The real treasure of the Antietam battlefield is the Burnside Bridge. At perhaps no other site is it so easy to see exactly how things turned out and why. General Burnside's 12,000 Federal troops were repulsed in successive attempts to take the bridge by 450 Georgians on the bluffs overlooking the bridge, delaying the Union advance from nine o'clock in the morning till about one in the afternoon when they finally carried the bridge with the help of artillery. The view above is from the bluff held by the Confederates, looking down at the attackers; the view below is from the Union side, looking up at the defensive positions.
I actually considered going up to Gettysburg, but then thought better of it when I looked at my watch. Over the next couple of days I wandered around Fredericksburg, Chancellorsville, and the Wilderness but, in the end, once the troops have left the field it takes someone like Shelby Foote or Ken Burns to bring it back to life.

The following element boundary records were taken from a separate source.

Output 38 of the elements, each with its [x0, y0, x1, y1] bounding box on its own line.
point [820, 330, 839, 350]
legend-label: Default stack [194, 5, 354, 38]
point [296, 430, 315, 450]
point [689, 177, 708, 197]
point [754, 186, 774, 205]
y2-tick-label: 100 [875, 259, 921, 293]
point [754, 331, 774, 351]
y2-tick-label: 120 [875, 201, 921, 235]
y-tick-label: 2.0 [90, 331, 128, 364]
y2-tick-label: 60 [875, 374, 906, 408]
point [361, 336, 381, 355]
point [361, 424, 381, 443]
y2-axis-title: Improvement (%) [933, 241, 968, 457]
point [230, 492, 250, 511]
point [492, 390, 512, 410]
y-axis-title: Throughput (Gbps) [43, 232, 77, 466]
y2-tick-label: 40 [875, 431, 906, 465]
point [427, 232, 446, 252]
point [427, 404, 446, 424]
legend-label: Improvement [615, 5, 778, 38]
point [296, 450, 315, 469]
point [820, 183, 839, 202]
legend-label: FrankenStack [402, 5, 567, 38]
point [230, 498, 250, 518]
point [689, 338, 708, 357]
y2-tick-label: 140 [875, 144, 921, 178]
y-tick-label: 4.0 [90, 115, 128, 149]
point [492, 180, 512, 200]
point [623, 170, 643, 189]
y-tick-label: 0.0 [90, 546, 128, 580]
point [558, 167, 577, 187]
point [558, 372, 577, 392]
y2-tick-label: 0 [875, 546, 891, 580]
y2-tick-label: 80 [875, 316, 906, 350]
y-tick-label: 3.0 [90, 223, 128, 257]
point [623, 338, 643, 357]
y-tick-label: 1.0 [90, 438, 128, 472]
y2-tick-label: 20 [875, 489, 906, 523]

One other treat on this trip was meeting cousin Rachel. We first met online in the 90s, chasing family ghosts, and soon found my gggg grandmother, Sarah Hawkins West was the sister of Rachel's gg grandfather, Joseph Carter Hawkins, making Rachel and I fourth cousins, twice removed. Born in west Texas, she was living in the Shenandoah Valley at the time, which made it an easy choice to meet her in person on the way back to Georgia. The picture below shows our meeting at a sandwich shop alongside I-81.